Most commonly available magnets are rectangular though...
Far as I can tell given the rectangular 2:1 ratio limitation, the inside corners should touch each other, or perhaps even shave the corners off to push them closer together, depending on the pole count. if the pole count is nearly infinite, they should be spaced about 1/8th of their width, apart. this fits the standard 150/180 degree arc that nearly every electrical machine uses. while the exact arc is selected to minimize cogging for iron cores, anything significantly less reduces the voltage.
However, given copper is one third the price per cubic inch of neodymium magnet.. there may be some marginal gain to be made by increasing the diameter. but the only reason i can come up with is because it increases the surface area available for cooling the coil.*
I have said this years ago, but the coils should be overlapping, trapezoidal and pressed. thanks to three-d printers you could print coil forms to wind the coils on, but you can make them from wood too. when you have an overlapping coil set, you get nearly double the copper density compared to discrete single coils spaced out like donuts on a tray.
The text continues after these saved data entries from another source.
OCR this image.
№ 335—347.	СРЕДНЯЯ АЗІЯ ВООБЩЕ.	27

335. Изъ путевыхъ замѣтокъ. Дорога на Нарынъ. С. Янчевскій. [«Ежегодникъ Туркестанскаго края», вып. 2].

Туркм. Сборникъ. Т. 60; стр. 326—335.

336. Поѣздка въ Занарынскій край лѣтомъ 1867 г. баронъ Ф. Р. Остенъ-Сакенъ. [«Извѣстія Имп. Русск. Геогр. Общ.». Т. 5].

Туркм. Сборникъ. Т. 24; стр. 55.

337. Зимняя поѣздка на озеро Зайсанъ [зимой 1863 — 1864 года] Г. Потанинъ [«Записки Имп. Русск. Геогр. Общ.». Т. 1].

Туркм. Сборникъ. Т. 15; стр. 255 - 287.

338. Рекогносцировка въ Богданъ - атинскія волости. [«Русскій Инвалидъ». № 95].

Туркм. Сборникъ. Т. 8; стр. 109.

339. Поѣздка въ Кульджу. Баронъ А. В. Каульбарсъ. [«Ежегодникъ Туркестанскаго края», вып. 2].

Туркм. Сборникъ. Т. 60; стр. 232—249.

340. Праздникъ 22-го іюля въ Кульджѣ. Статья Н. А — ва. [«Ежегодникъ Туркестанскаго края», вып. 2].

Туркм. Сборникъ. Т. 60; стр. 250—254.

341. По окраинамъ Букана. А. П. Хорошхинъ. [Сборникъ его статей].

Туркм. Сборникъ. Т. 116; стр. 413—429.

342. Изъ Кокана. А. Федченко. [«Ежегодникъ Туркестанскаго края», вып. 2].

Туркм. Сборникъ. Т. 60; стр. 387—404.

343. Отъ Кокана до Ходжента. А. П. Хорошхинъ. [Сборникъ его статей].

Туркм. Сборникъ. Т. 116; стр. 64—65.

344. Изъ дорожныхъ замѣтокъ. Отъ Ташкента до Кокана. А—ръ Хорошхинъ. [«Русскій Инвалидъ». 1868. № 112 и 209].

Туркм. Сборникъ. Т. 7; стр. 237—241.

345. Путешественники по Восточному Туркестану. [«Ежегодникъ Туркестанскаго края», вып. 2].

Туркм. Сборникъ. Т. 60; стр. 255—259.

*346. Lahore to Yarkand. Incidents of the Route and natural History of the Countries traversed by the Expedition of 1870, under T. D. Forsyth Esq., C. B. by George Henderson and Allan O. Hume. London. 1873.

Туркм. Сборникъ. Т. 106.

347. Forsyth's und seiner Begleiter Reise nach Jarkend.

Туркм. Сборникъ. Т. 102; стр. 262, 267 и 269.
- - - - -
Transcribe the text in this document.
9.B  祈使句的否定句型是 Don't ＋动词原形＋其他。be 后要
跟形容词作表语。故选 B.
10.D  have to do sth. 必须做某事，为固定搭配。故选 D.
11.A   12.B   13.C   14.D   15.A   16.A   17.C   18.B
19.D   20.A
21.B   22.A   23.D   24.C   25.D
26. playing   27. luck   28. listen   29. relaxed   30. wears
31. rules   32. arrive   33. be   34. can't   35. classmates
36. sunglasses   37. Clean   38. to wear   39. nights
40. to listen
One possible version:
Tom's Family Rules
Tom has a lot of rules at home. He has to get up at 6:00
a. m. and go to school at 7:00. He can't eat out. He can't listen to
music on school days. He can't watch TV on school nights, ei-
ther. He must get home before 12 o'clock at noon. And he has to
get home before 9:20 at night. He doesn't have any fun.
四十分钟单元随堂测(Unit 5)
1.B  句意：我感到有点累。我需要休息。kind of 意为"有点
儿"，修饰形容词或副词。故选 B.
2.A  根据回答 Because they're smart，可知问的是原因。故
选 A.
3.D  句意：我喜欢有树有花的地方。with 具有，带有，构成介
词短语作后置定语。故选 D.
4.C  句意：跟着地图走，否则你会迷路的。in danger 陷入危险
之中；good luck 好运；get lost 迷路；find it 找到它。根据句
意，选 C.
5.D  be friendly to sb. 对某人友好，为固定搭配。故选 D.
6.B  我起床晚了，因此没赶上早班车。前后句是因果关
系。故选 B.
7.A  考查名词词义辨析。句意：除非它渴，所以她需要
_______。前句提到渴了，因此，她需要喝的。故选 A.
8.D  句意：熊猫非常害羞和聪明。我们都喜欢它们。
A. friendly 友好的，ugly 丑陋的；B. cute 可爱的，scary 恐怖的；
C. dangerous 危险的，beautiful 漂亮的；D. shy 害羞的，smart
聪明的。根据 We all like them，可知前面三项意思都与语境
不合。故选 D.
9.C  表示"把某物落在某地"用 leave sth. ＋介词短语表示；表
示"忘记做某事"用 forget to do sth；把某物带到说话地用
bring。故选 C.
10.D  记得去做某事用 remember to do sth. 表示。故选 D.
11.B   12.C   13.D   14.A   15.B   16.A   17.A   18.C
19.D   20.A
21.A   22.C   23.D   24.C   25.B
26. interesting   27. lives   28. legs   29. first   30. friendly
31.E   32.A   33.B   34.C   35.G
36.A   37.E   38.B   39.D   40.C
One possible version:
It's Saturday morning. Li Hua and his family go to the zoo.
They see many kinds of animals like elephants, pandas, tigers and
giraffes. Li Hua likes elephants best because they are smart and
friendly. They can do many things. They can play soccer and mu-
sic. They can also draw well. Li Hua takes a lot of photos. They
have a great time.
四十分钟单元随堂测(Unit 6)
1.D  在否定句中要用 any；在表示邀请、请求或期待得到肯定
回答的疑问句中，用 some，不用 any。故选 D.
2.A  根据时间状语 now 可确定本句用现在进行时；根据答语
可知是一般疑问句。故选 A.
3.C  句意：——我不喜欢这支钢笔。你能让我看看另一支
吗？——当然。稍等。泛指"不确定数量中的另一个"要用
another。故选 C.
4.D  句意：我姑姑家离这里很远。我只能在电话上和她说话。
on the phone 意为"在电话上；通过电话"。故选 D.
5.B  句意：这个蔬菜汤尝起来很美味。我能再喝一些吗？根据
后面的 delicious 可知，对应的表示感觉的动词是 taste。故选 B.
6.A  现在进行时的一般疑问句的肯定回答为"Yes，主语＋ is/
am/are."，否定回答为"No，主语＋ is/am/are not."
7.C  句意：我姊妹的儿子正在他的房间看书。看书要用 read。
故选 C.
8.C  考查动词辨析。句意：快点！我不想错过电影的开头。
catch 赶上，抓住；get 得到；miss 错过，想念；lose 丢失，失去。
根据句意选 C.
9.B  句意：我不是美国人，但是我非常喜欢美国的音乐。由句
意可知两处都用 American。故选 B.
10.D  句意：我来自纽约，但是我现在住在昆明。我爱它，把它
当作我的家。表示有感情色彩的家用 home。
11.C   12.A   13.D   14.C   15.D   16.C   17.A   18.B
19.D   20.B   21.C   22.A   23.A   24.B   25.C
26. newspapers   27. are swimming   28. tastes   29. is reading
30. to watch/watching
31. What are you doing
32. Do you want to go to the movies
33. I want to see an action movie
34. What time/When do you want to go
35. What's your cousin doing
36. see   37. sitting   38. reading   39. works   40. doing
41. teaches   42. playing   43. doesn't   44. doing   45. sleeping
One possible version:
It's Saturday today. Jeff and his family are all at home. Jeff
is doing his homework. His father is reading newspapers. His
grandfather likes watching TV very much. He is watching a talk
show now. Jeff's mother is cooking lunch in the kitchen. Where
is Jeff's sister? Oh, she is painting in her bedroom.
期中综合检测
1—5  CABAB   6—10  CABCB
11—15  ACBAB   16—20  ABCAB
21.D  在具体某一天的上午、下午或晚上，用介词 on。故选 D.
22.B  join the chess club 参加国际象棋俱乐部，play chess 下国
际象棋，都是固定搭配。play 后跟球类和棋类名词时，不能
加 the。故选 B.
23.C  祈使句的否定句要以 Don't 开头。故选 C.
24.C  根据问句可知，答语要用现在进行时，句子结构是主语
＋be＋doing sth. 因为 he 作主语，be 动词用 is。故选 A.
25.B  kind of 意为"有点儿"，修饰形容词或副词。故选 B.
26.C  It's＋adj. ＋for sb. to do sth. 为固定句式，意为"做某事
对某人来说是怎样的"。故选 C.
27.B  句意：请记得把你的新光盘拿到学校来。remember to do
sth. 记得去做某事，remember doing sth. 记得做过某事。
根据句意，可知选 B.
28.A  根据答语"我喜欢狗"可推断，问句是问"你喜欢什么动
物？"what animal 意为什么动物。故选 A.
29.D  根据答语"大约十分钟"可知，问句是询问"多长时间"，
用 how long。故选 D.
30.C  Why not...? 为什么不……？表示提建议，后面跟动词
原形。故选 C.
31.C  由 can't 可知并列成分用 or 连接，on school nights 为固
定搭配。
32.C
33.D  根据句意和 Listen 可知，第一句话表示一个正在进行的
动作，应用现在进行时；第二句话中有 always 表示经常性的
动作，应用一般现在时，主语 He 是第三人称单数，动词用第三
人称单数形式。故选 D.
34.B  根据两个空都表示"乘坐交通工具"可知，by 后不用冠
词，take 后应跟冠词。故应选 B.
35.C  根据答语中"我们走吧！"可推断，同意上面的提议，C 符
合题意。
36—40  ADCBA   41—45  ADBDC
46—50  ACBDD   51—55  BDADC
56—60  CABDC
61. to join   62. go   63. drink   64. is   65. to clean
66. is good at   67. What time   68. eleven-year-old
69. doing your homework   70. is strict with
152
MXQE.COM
with the large inside to outside diameters made by using 2 or 3 inch long magnets and >12 inch diameter disks, you have no shortage of space on the ID for the end turns of the copper coils, unlike the iron core examples where the optimal figures are more like 12 inch diameter disk, and 4 inch long pie shaped magnets.
*and i'm not sure this is helpful either because reduced emf and higher harmonic content only makes matters worse.
on the plus side however, more copper equals more thermal mass. so the greater thermal mass may offset reduced efficiency.